Now, Zeng and colleagues from the University of Kansas Medical Center and KU Cancer Center have just published a breakthrough paper in the Royal Society of Chemistry journal describing their invention of a miniaturized biomedical testing device for exosomes. Dubbed the “lab-on-a-chip,” the device promises faster result times, reduced costs, minimal sample demands and better sensitivity of analysis when compared with the conventional bench-top instruments now used to examine the tiny biomarkers.
“A lab-on-a-chip shrinks the pipettes, test tubes and analysis instruments of a modern chemistry lab onto a microchip-sized wafer,” Zeng said. “Also referred to as ‘microfluidics’ technology, it was inspired by revolutionary semiconductor electronics and has been under intensive development since the 1990s. Essentially, it allows precise manipulation of minuscule fluid volumes down to one trillionth of a liter or less to carry out multiple laboratory functions, such as sample purification, running of chemical and biological reactions, and analytical measurement.”
Zeng and his fellow researchers have developed the lab-on-a-chip for early detection of lung cancer — the number-one cancer killer in the U.S. Today, lung cancer is detected mostly with an invasive biopsy, after tumors are larger than 3 centimeters in diameter and even metastatic, according to the KU researcher.
Using the lab-on-a-chip, lung cancer could be detected much earlier, using only a small drop of a patient’s blood.
“Most lung cancers are first diagnosed based on symptoms, which indicate that the normal lung functions have been already damaged,” Zeng said. “Unlike some cancer types such as breast or colon cancer, no widely accepted screening tool has been available for detecting early-stage lung cancers. Diagnosis of lung cancer requires removing a piece of tissue from the lung for molecular examination. Tumor biopsy is often impossible for early cancer diagnosis as the developing tumor is too small to see by the current imaging tools. In contrast, our blood-based test is minimally invasive, inexpensive, and more sensitive, thus suitable for large population screening to detect early-stage tumors.”
Zeng said the prototype lab-on-a-chip is made of a widely used silicone rubber called polydimethylsiloxane and uses a technique called “on-chip immunoisolation.”
“We used magnetic beads of 3 micrometers in diameter to pull down the exosomes in plasma samples,” Zeng said. “In order to avoid other interfering species present in plasma, the bead surface was chemically modified with an antibody that recognizes and binds with a specific target protein — for example, a protein receptor — present on the exosome membrane. The plasma containing magnetic beads then flows through the microchannels on the diagnostic chip in which the beads can be readily collected using a magnet to extract circulating exosomes from the plasma.”
Beyond lung cancer, Zeng said the lab-on-a-chip could be used to detect a range of potentially deadly forms of cancer.
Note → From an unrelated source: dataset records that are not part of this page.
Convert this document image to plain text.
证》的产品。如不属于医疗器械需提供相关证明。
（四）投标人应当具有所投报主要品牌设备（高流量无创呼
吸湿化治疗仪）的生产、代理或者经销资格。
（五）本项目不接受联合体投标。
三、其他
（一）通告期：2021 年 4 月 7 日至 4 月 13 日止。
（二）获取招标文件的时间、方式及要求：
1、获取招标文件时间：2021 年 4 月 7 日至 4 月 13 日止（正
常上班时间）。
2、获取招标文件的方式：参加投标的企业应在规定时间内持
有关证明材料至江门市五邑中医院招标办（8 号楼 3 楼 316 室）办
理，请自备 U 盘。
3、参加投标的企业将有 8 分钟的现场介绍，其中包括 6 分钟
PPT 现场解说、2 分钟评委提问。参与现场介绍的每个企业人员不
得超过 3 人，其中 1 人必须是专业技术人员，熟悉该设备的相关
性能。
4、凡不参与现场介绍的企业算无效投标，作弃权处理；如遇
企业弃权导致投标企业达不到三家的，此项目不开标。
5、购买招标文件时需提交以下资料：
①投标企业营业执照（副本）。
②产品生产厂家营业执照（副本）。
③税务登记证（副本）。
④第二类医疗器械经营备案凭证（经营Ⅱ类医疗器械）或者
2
“Our technique provides a general platform to detecting tumor-derived exosomes for cancer diagnosis,” he said. “In addition to lung cancer, we’ve also tested for ovarian cancer in this work. In theory, it should be applicable to other types of cancer. Our long-term goal is to translate this technology into clinical investigation of the pathological implication of exosomes in tumor development. Such knowledge would help develop better predictive biomarkers and more efficient targeted therapy to improve the clinical outcome.”
Zeng’s collaborators on the investigation were Mei He, Jennifer Crow, Marc Roth and Andrew K. Godwin of the Department of Pathology and Laboratory Medicine at the University of Kansas Medical Center.
The research by Zeng and his KU colleagues recently merited a $640,000 grant from the National Cancer Institute at the National Institutes of Health, intended to further develop the lab-on-a-chip technology.